Enfin, ce dossier se clôt sur des regards journalistiques. Les échanges avec Gérard Leclerc, directeur du service politique de France 3, et Valérie Domain, chef du service informations de Gala, confirment que journalistes politiques et journalistes people ont désormais un dénominateur commun : le responsable politique. Et si les frontières entre leurs spécialités, mais également entre vie privée et vie publique des dirigeants semblent parfois brouillées, leurs angles d'approche de la peopolisation politique restent fondamentalement différents. Ces quelques contributions sont loin d'épuiser le sujet. Sans doute conviendrait-il d'analyser le point de vue d'hommes et de femmes politiques et de leurs conseillers, les réactions de l'opinion face à la peopolisation, ou encore le récent intérêt des instituts de sondages à l'égard de cette thématique.
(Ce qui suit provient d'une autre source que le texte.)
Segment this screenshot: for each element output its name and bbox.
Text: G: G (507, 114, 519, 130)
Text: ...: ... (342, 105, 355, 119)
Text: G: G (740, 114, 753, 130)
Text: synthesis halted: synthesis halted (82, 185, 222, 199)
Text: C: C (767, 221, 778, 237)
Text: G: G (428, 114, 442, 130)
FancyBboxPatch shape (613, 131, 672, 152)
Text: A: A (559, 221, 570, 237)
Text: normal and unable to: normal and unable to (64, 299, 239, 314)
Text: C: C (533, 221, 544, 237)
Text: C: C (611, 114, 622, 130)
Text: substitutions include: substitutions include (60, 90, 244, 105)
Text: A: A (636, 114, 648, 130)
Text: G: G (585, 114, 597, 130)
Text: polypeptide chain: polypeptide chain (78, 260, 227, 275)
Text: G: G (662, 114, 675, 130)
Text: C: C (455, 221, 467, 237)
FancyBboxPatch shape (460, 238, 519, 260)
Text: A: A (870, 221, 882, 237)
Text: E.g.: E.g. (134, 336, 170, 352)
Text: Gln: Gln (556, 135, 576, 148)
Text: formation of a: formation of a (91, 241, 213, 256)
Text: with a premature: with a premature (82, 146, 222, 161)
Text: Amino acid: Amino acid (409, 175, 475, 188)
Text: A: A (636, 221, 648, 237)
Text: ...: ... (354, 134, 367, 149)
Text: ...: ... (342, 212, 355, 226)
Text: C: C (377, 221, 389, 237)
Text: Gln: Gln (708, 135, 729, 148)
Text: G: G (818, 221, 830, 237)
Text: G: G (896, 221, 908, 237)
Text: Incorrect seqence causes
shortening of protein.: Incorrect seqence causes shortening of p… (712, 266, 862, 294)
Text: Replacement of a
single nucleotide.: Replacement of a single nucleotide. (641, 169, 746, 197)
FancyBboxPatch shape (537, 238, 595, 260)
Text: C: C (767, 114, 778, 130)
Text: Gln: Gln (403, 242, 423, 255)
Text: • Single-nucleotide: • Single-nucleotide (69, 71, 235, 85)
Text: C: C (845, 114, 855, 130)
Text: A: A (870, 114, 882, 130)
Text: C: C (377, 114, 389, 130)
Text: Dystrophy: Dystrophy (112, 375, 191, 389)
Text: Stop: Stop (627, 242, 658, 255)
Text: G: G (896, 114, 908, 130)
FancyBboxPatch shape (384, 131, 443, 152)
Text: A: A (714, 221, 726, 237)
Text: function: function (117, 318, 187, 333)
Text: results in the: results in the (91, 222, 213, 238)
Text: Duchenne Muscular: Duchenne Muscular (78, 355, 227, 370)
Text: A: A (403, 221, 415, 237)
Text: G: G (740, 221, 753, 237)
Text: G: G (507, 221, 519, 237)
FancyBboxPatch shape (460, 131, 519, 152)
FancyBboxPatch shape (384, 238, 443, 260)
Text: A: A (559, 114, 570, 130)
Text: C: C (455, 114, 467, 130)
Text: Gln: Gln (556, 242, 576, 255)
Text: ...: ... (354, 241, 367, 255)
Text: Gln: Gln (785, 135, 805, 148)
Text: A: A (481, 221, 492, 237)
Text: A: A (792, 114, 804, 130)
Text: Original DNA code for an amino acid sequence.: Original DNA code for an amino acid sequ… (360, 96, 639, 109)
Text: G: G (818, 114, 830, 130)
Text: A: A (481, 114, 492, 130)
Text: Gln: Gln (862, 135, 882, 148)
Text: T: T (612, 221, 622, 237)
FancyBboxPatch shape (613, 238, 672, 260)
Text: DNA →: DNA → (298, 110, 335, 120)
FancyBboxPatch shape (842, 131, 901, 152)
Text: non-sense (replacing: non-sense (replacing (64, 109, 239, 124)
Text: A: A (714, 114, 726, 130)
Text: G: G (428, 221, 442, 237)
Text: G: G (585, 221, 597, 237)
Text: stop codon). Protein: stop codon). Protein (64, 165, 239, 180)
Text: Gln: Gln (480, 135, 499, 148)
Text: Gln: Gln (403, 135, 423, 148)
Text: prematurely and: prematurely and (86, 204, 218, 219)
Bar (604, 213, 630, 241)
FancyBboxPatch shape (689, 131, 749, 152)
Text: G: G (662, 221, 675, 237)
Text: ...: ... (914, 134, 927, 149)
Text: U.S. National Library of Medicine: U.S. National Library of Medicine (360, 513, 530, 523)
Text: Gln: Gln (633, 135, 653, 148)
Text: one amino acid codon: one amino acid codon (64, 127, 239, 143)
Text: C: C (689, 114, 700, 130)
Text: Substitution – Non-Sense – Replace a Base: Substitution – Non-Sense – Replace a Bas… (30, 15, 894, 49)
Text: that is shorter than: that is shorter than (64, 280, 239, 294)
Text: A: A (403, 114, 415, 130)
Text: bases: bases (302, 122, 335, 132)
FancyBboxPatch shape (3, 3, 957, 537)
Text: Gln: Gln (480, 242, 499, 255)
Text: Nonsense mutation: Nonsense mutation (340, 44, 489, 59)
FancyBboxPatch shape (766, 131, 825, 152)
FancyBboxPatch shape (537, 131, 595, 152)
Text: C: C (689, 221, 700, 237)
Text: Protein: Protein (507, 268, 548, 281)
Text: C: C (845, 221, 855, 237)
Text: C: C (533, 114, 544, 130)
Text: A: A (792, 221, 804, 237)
Sans doute faudrait-il également, par d'autres études de cas, pousser plus loin les possibilités de comparaisons historiques et internationales. Toujours est-il que, grâce à ce dossier, le champ d'études sur la peopolisation de la politique est désormais entrouvert.

[1] Journée d'étude « Peopolisation et politique », laboratoire Communication et politique (CNRS), 19 mars 2007.